Just 10 months previous to his untimely passing, drummer extraordinare, Steve Reid, along with Kieren Hebden (aka Four Tet), and saxophonist Mats Gutsafsson, recorded Live At The South Bank. Reid was 65 years old. Smalltown Superjazzz released this document on 2xCD and 2xLP and Pitchfork took notice - with an 8.0 review ~
"Reid's story has never really been a tale of quitting. A teenager drummer in New York, he famously gigged with James Brown and the Vandellas before serving a two-year prison sentence for his Vietnam evasion. He returned to the kit upon release, eventually forming his own group (with at least one really great album to their name) and working with legends spread across several different forms -- R&B legend Dionne Warwick, astral jazz traveler Sun Ra and African icon, and iconoclast Fela Kuti. In 1986, he even added a touch of percussion to Miles Davis' Tutu. But for a player who was drumming with the stars by the time he was 16, much of the success and steady work that might've seemed logical for Reid mostly proved elusive. Through the 1990s and into the first half of the last decade, his output could be described, at best, as a trickle. But that all changed when, as legend has it, Hebden watched Gustafsson perform at the Oslo Jazz Festival in 2004. He decided he needed a drummer and, more importantly, a collaborative partner. After Hebden, Reid's trickle became something of a deluge."

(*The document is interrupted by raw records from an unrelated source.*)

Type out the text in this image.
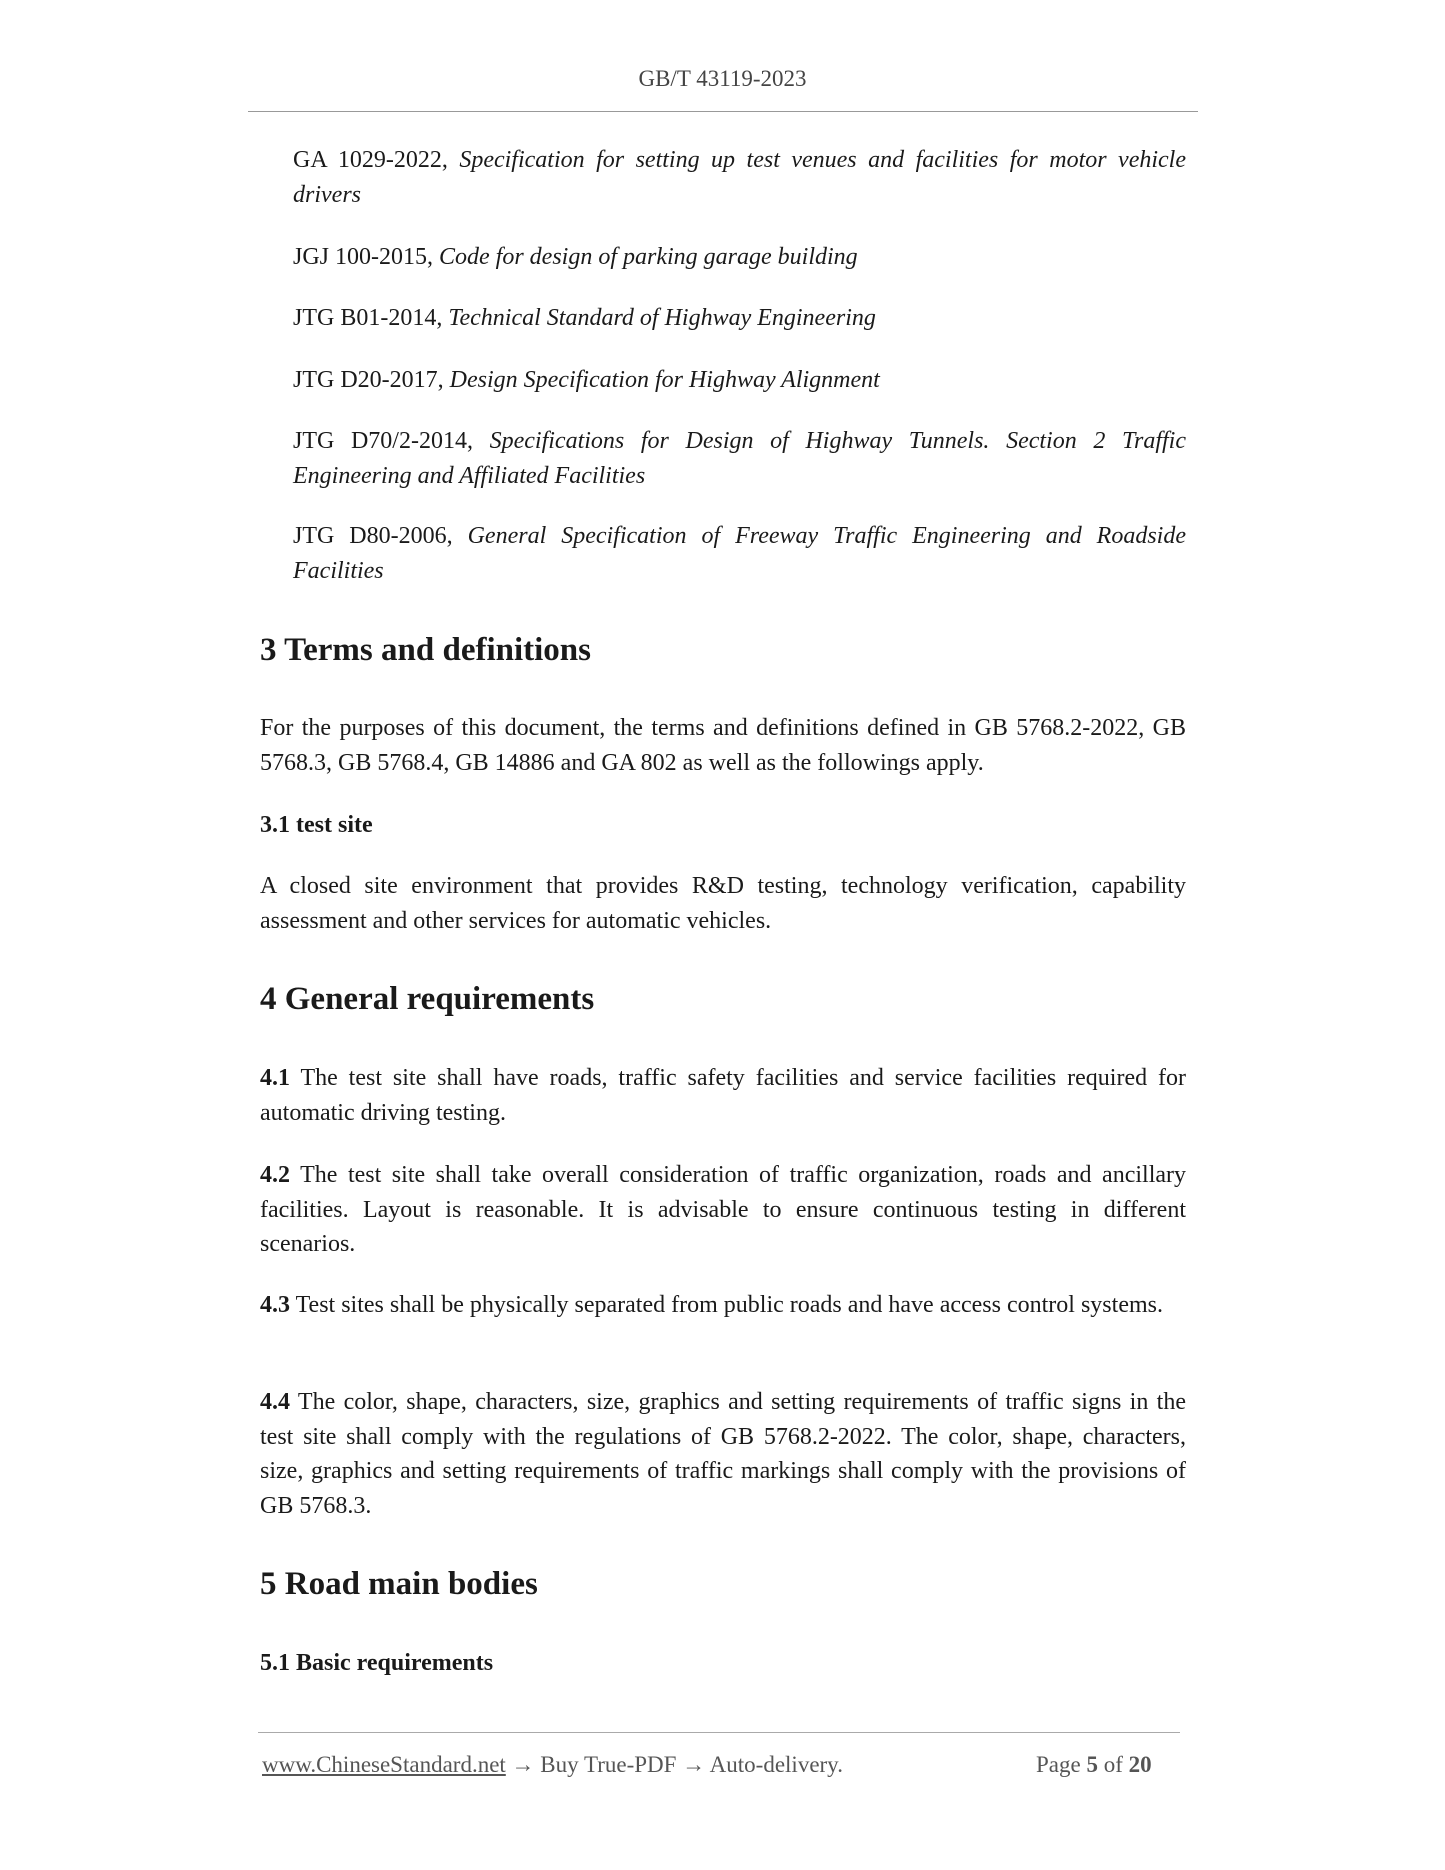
GB/T 43119-2023
GA 1029-2022, Specification for setting up test venues and facilities for motor vehicle drivers
JGJ 100-2015, Code for design of parking garage building
JTG B01-2014, Technical Standard of Highway Engineering
JTG D20-2017, Design Specification for Highway Alignment
JTG D70/2-2014, Specifications for Design of Highway Tunnels. Section 2 Traffic Engineering and Affiliated Facilities
JTG D80-2006, General Specification of Freeway Traffic Engineering and Roadside Facilities
3 Terms and definitions
For the purposes of this document, the terms and definitions defined in GB 5768.2-2022, GB 5768.3, GB 5768.4, GB 14886 and GA 802 as well as the followings apply.
3.1 test site
A closed site environment that provides R&D testing, technology verification, capability assessment and other services for automatic vehicles.
4 General requirements
4.1 The test site shall have roads, traffic safety facilities and service facilities required for automatic driving testing.
4.2 The test site shall take overall consideration of traffic organization, roads and ancillary facilities. Layout is reasonable. It is advisable to ensure continuous testing in different scenarios.
4.3 Test sites shall be physically separated from public roads and have access control systems.
4.4 The color, shape, characters, size, graphics and setting requirements of traffic signs in the test site shall comply with the regulations of GB 5768.2-2022. The color, shape, characters, size, graphics and setting requirements of traffic markings shall comply with the provisions of GB 5768.3.
5 Road main bodies
5.1 Basic requirements
www.ChineseStandard.net → Buy True-PDF → Auto-delivery.	Page 5 of 20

"On South Bank -- the most vital and essential document of Reid and Hebden's five-year partnership -- it feels clear that, at least onstage, they were finally able to go the distance. The invocation 'Morning Prayer' opens slowly, circling in space with a meditative calm. For 17 minutes, the pair traces lines around the other's rhythm, Hebden's electronics and keys shaping a cradle for Reid's busy tom-and-cymbal patter, and vice versa...."
"...he's forcing the rest of the squad to twist one of the most memorable melodies of his work with Hebden into unrecognizable patterns. He jumps from cymbals to kick drum, from toms to cymbals. Gustafsson broods, and Hebden wraps the theme in a fuselage of noise. They distend what seems like the end, stretching the coda into a slow exhalation. But as everyone else starts to fade, Reid remains, pounding his drums a little harder than you might expect after these nearly 90 bustling minutes, like he wants to keep going."